The heavy nursing bra I wore chafed under the arms, and my nipples felt cold and chapped. Midway through my laborious tidying-up of the house, there was a whooshing clank from under the floorboards, and the hot-air registers died with a feeble sigh.
“No, next week won’t do,” I said over the telephone to the furnace-repair shop. I looked at the window, where the cold February fog was threatening to seep under the sill and engulf us. “It’s forty-two degrees in here, and I have a three-month-old baby!” The baby in question was sitting in her baby seat, swaddled in all her blankets, squalling like a scalded cat. Ignoring the quacking of the person on the other end, I held the receiver next to Brianna’s wide open mouth for several seconds.
“See?” I demanded, lifting the phone to my ear again.
“Awright, lady,” said a resigned voice on the other end of the line. “I’ll come out this afternoon, sometime between noon and six.”

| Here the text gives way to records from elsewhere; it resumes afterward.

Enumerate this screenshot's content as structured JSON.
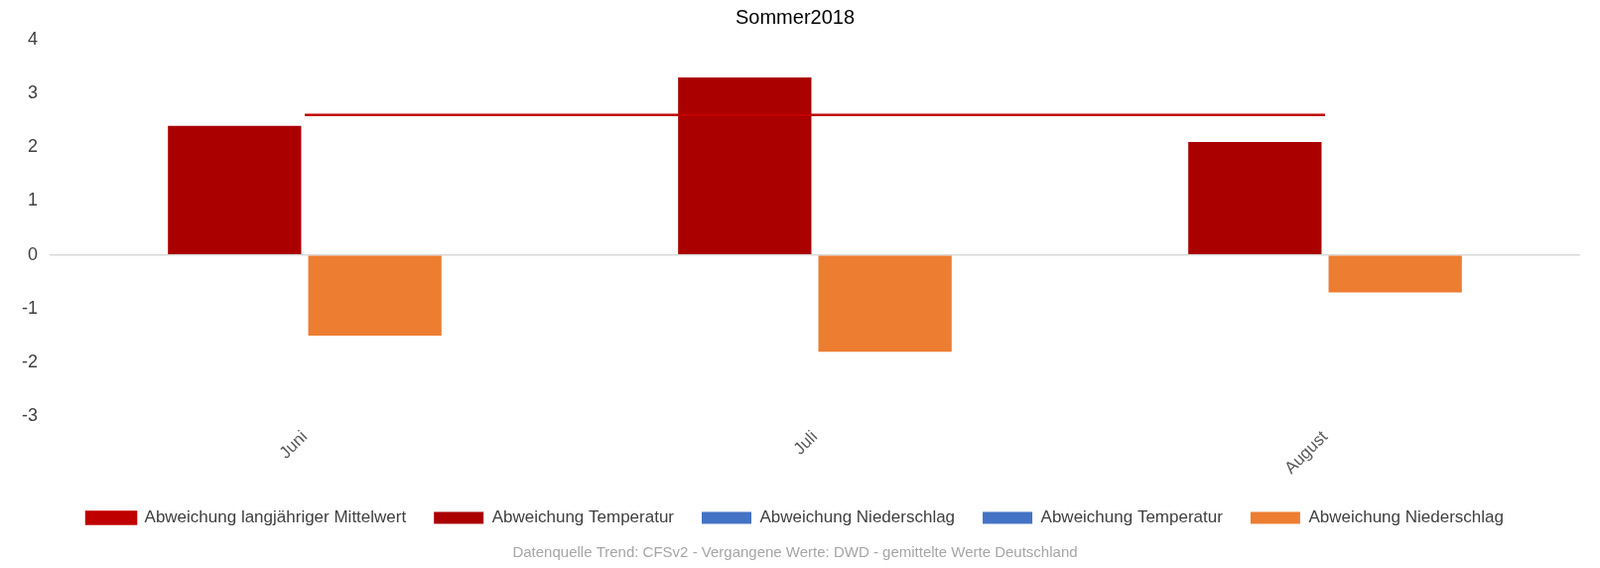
{
  "chart_data": {
    "type": "bar",
    "title": "Sommer2018",
    "annotation": "Datenquelle Trend: CFSv2 - Vergangene Werte: DWD - gemittelte Werte Deutschland",
    "categories": [
      "Juni",
      "Juli",
      "August"
    ],
    "series": [
      {
        "name": "Abweichung Temperatur",
        "color": "#aa0000",
        "values": [
          2.4,
          3.3,
          2.1
        ]
      },
      {
        "name": "Abweichung Niederschlag",
        "color": "#4472c4",
        "values": [
          null,
          null,
          null
        ]
      },
      {
        "name": "Abweichung langjähriger Mittelwert",
        "color": "#c00000",
        "type": "line",
        "values": [
          2.6,
          2.6,
          2.6
        ]
      },
      {
        "name": "Abweichung Temperatur",
        "color": "#4472c4",
        "values": [
          null,
          null,
          null
        ]
      },
      {
        "name": "Abweichung Niederschlag",
        "color": "#ed7d31",
        "values": [
          -1.5,
          -1.8,
          -0.7
        ]
      }
    ],
    "ylim": [
      -3,
      4
    ],
    "yticks": [
      -3,
      -2,
      -1,
      0,
      1,
      2,
      3,
      4
    ],
    "grid": false,
    "legend": "bottom"
  }
}
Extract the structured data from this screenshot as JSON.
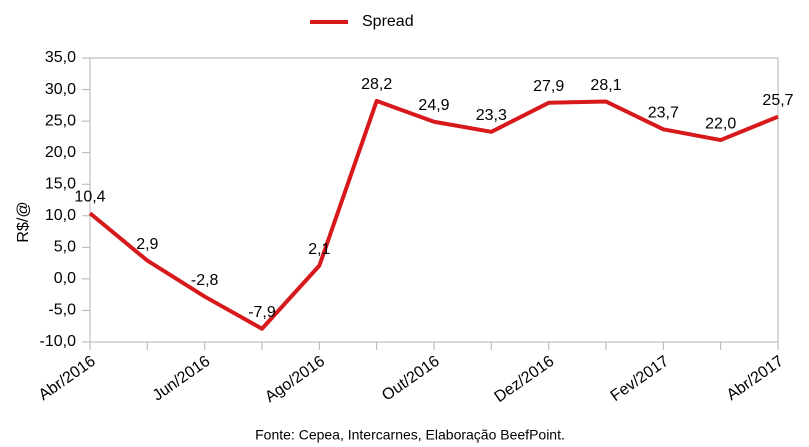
{
  "chart_data": {
    "type": "line",
    "y_label": "R$/@",
    "source": "Fonte: Cepea, Intercarnes, Elaboração BeefPoint.",
    "categories": [
      "Abr/2016",
      null,
      "Jun/2016",
      null,
      "Ago/2016",
      null,
      "Out/2016",
      null,
      "Dez/2016",
      null,
      "Fev/2017",
      null,
      "Abr/2017"
    ],
    "series": [
      {
        "name": "Spread",
        "color": "#d7191c",
        "values": [
          10.4,
          2.9,
          -2.8,
          -7.9,
          2.1,
          28.2,
          24.9,
          23.3,
          27.9,
          28.1,
          23.7,
          22.0,
          25.7
        ],
        "value_labels": [
          "10,4",
          "2,9",
          "-2,8",
          "-7,9",
          "2,1",
          "28,2",
          "24,9",
          "23,3",
          "27,9",
          "28,1",
          "23,7",
          "22,0",
          "25,7"
        ]
      }
    ],
    "ylim": [
      -10,
      35
    ],
    "yticks": [
      {
        "value": -10,
        "label": "-10,0"
      },
      {
        "value": -5,
        "label": "-5,0"
      },
      {
        "value": 0,
        "label": "0,0"
      },
      {
        "value": 5,
        "label": "5,0"
      },
      {
        "value": 10,
        "label": "10,0"
      },
      {
        "value": 15,
        "label": "15,0"
      },
      {
        "value": 20,
        "label": "20,0"
      },
      {
        "value": 25,
        "label": "25,0"
      },
      {
        "value": 30,
        "label": "30,0"
      },
      {
        "value": 35,
        "label": "35,0"
      }
    ],
    "legend": "top"
  }
}
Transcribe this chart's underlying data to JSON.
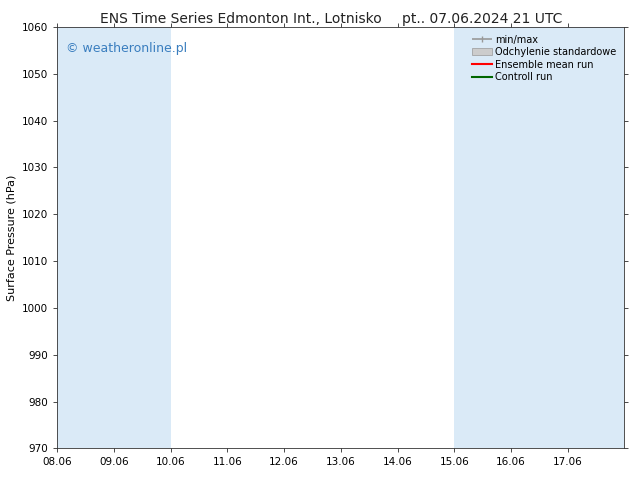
{
  "title_left": "ENS Time Series Edmonton Int., Lotnisko",
  "title_right": "pt.. 07.06.2024 21 UTC",
  "ylabel": "Surface Pressure (hPa)",
  "ylim": [
    970,
    1060
  ],
  "yticks": [
    970,
    980,
    990,
    1000,
    1010,
    1020,
    1030,
    1040,
    1050,
    1060
  ],
  "xlabel_dates": [
    "08.06",
    "09.06",
    "10.06",
    "11.06",
    "12.06",
    "13.06",
    "14.06",
    "15.06",
    "16.06",
    "17.06"
  ],
  "n_cols": 10,
  "shaded_indices": [
    0,
    1,
    7,
    8,
    9
  ],
  "shade_color": "#daeaf7",
  "watermark_text": "© weatheronline.pl",
  "watermark_color": "#3a7ebf",
  "watermark_fontsize": 9,
  "legend_items": [
    {
      "label": "min/max"
    },
    {
      "label": "Odchylenie standardowe"
    },
    {
      "label": "Ensemble mean run"
    },
    {
      "label": "Controll run"
    }
  ],
  "legend_colors": [
    "#aaaaaa",
    "#c0c0c0",
    "#ff0000",
    "#006600"
  ],
  "title_fontsize": 10,
  "axis_label_fontsize": 8,
  "tick_fontsize": 7.5,
  "background_color": "#ffffff"
}
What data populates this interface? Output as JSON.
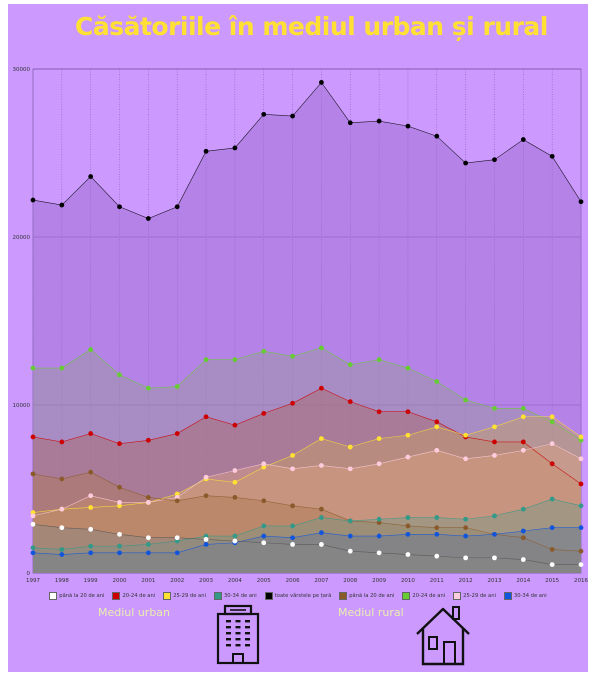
{
  "title": "Căsătoriile în mediul urban și rural",
  "labels": {
    "urban": "Mediul urban",
    "rural": "Mediul rural"
  },
  "icons": {
    "urban": "apartment-building-icon",
    "rural": "house-icon"
  },
  "colors": {
    "background": "#cc99ff",
    "title": "#ffe033"
  },
  "chart_data": {
    "type": "area",
    "x": [
      "1997",
      "1998",
      "1999",
      "2000",
      "2001",
      "2002",
      "2003",
      "2004",
      "2005",
      "2006",
      "2007",
      "2008",
      "2009",
      "2010",
      "2011",
      "2012",
      "2013",
      "2014",
      "2015",
      "2016"
    ],
    "ylim": [
      0,
      30000
    ],
    "yticks": [
      0,
      10000,
      20000,
      30000
    ],
    "grid": true,
    "legend_placement": "bottom",
    "series": [
      {
        "name": "toate vârstele pe țară",
        "color": "#000000",
        "fill": "#9966cc",
        "values": [
          22200,
          21900,
          23600,
          21800,
          21100,
          21800,
          25100,
          25300,
          27300,
          27200,
          29200,
          26800,
          26900,
          26600,
          26000,
          24400,
          24600,
          25800,
          24800,
          22100
        ]
      },
      {
        "name": "20-24 de ani",
        "color": "#66cc33",
        "fill": "#999999",
        "values": [
          12200,
          12200,
          13300,
          11800,
          11000,
          11100,
          12700,
          12700,
          13200,
          12900,
          13400,
          12400,
          12700,
          12200,
          11400,
          10300,
          9800,
          9800,
          9000,
          7900
        ]
      },
      {
        "name": "20-24 de ani",
        "color": "#cc0000",
        "fill": "#aa6666",
        "values": [
          8100,
          7800,
          8300,
          7700,
          7900,
          8300,
          9300,
          8800,
          9500,
          10100,
          11000,
          10200,
          9600,
          9600,
          9000,
          8100,
          7800,
          7800,
          6500,
          5300
        ]
      },
      {
        "name": "25-29 de ani",
        "color": "#ffe033",
        "fill": "#c8a060",
        "values": [
          3600,
          3800,
          3900,
          4000,
          4200,
          4700,
          5600,
          5400,
          6300,
          7000,
          8000,
          7500,
          8000,
          8200,
          8700,
          8200,
          8700,
          9300,
          9300,
          8100
        ]
      },
      {
        "name": "25-29 de ani",
        "color": "#ffccdd",
        "fill": "#d9a080",
        "values": [
          3400,
          3800,
          4600,
          4200,
          4200,
          4500,
          5700,
          6100,
          6500,
          6200,
          6400,
          6200,
          6500,
          6900,
          7300,
          6800,
          7000,
          7300,
          7700,
          6800
        ]
      },
      {
        "name": "până la 20 de ani",
        "color": "#8b5a2b",
        "fill": "#b07a55",
        "values": [
          5900,
          5600,
          6000,
          5100,
          4500,
          4300,
          4600,
          4500,
          4300,
          4000,
          3800,
          3100,
          3000,
          2800,
          2700,
          2700,
          2300,
          2100,
          1400,
          1300
        ]
      },
      {
        "name": "30-34 de ani",
        "color": "#339988",
        "fill": "#779988",
        "values": [
          1500,
          1400,
          1600,
          1600,
          1700,
          1900,
          2200,
          2200,
          2800,
          2800,
          3300,
          3100,
          3200,
          3300,
          3300,
          3200,
          3400,
          3800,
          4400,
          4000
        ]
      },
      {
        "name": "30-34 de ani",
        "color": "#1155dd",
        "fill": "#667799",
        "values": [
          1200,
          1100,
          1200,
          1200,
          1200,
          1200,
          1700,
          1800,
          2200,
          2100,
          2400,
          2200,
          2200,
          2300,
          2300,
          2200,
          2300,
          2500,
          2700,
          2700
        ]
      },
      {
        "name": "până la 20 de ani",
        "color": "#ffffff",
        "fill": "#888888",
        "values": [
          2900,
          2700,
          2600,
          2300,
          2100,
          2100,
          2000,
          1900,
          1800,
          1700,
          1700,
          1300,
          1200,
          1100,
          1000,
          900,
          900,
          800,
          500,
          500
        ]
      }
    ],
    "legend": [
      {
        "name": "până la 20 de ani",
        "color": "#ffffff"
      },
      {
        "name": "20-24 de ani",
        "color": "#cc0000"
      },
      {
        "name": "25-29 de ani",
        "color": "#ffe033"
      },
      {
        "name": "30-34 de ani",
        "color": "#339988"
      },
      {
        "name": "toate vârstele pe țară",
        "color": "#000000"
      },
      {
        "name": "până la 20 de ani",
        "color": "#8b5a2b"
      },
      {
        "name": "20-24 de ani",
        "color": "#66cc33"
      },
      {
        "name": "25-29 de ani",
        "color": "#ffccdd"
      },
      {
        "name": "30-34 de ani",
        "color": "#1155dd"
      }
    ]
  }
}
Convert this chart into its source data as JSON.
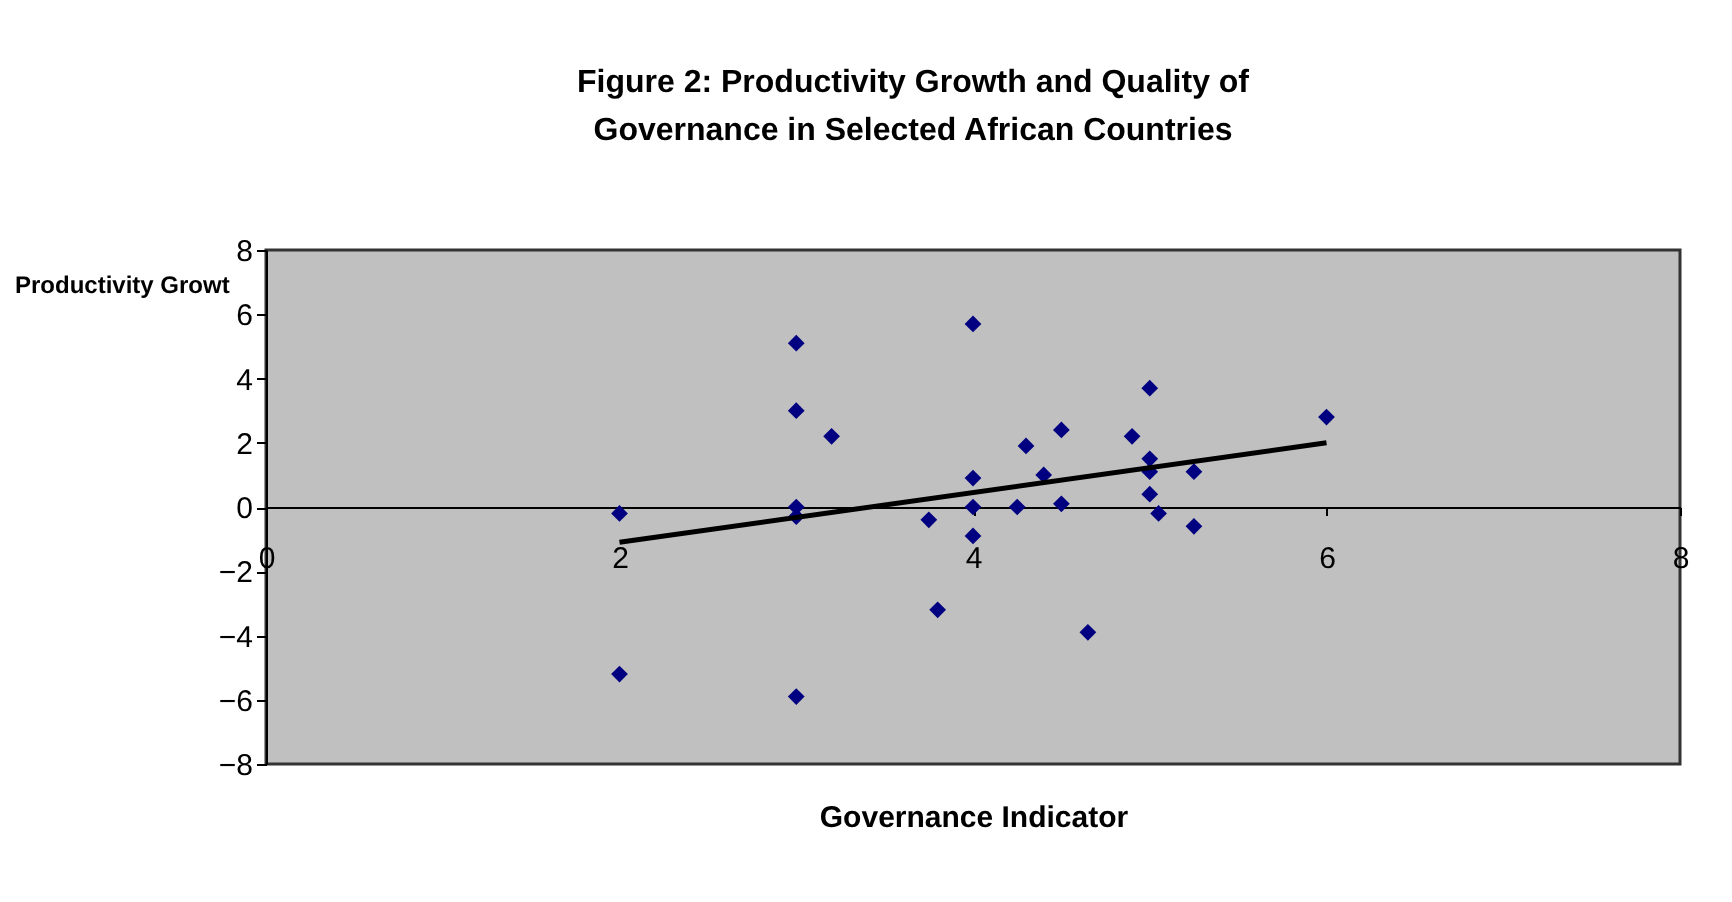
{
  "chart_data": {
    "type": "scatter",
    "title": "Figure 2: Productivity Growth and Quality of\nGovernance in Selected African Countries",
    "xlabel": "Governance Indicator",
    "ylabel": "Productivity Growt",
    "series": [
      {
        "type": "scatter",
        "marker": "diamond",
        "color": "#000080",
        "x": [
          2,
          2,
          3,
          3,
          3.2,
          3,
          3,
          3,
          4,
          3.75,
          4,
          4,
          4,
          3.8,
          4.3,
          4.5,
          4.25,
          4.4,
          4.5,
          4.65,
          5,
          4.9,
          5,
          5,
          5.25,
          5,
          5.05,
          5.25,
          6
        ],
        "values": [
          -0.2,
          -5.2,
          5.1,
          3,
          2.2,
          0,
          -0.3,
          -5.9,
          5.7,
          -0.4,
          0.9,
          0,
          -0.9,
          -3.2,
          1.9,
          2.4,
          0,
          1,
          0.1,
          -3.9,
          3.7,
          2.2,
          1.5,
          1.1,
          1.1,
          0.4,
          -0.2,
          -0.6,
          2.8
        ]
      },
      {
        "type": "line",
        "marker": "none",
        "color": "#000000",
        "x": [
          2,
          6
        ],
        "values": [
          -1.1,
          2
        ]
      }
    ],
    "xlim": [
      0,
      8
    ],
    "xticks": [
      0,
      2,
      4,
      6,
      8
    ],
    "ylim": [
      -8,
      8
    ],
    "yticks": [
      -8,
      -6,
      -4,
      -2,
      0,
      2,
      4,
      6,
      8
    ],
    "grid": false
  }
}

“Noon and six? Can’t you narrow it down a little more than that? I have to get out to the market,” I protested.
“You ain’t the only dead furnace in town, lady,” the voice said with finality, and hung up. I glanced at the clock; eleven-thirty. I’d never be able to get the marketing done and get back in half an hour. Marketing with a small baby was more like a ninety-minute expedition into Darkest Borneo, requiring massive amounts of equipment and tremendous expenditures of energy.
Gritting my teeth, I called the expensive market that delivered, ordered the necessities for dinner, and picked up the baby, who was by now the shade of an eggplant, and markedly smelly.
“That looks ouchy, darling. You’ll feel much better if we get it off, won’t you?” I said, trying to talk soothingly as I wiped the brownish slime off Brianna’s bright-red bottom. She arched her back, trying to escape the clammy washcloth, and shrieked some more. A layer of Vaseline and the tenth clean diaper of the day; the diaper service truck wasn’t due ’til tomorrow, and the house reeked of ammonia.
“All right, sweetheart, there, there.” I hoisted her up on my shoulder, patting her, but the screeching went on and on. Not that I could blame her; her poor bottom was nearly raw. Ideally, she should be let to lie about on a towel with nothing on, but with no heat in the house, that wasn’t feasible. She and I were both wearing sweaters and heavy winter coats, which made the frequent feedings even more of a nuisance than usual; excavating a breast could take several minutes, while the baby screamed.